Las necesidades de financiación del sistema de pensiones en España se han incrementado, requiriendo 61.342 millones de euros del Estado en 2025, un 10,5% más que el año anterior. Este aumento se produce a pesar de un récord en la recaudación de cotizaciones sociales, que alcanzó casi 220.000 millones de euros.
La ministra de Seguridad Social, Elma Saiz, ha señalado que, aunque se han incrementado los ingresos por cotizaciones, los gastos en pensiones continúan creciendo, lo que obliga a recibir inyecciones constantes de liquidez del Estado. Las prestaciones que requieren mayor atención son las de jubilación, incapacidad temporal, viudedad y orfandad.

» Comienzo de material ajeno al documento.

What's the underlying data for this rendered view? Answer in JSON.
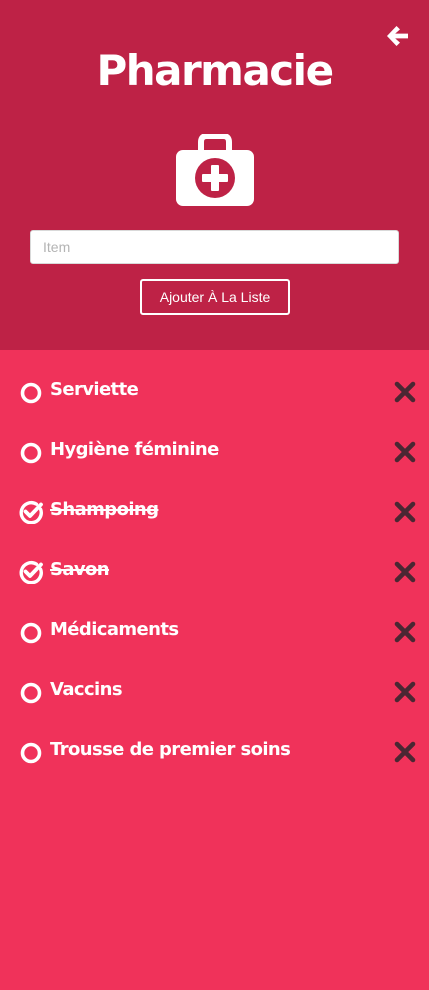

El avance provisional de Fedea indica que, en 2025, los trabajadores y las empresas aportaron 178.837 millones de euros en cotizaciones, un aumento del 7,5% respecto a 2024. Este incremento está relacionado con el crecimiento del empleo, que ha alcanzado casi 22 millones de afiliados, y el aumento de salarios, impulsado por la subida del salario mínimo interprofesional a 1.184 euros.
Sin embargo, a pesar de estas mejoras en la recaudación, la presión sobre los gastos en pensiones sigue siendo significativa, lo que ha llevado a la OCDE a instar a España a llevar a cabo reformas en el sistema de pensiones.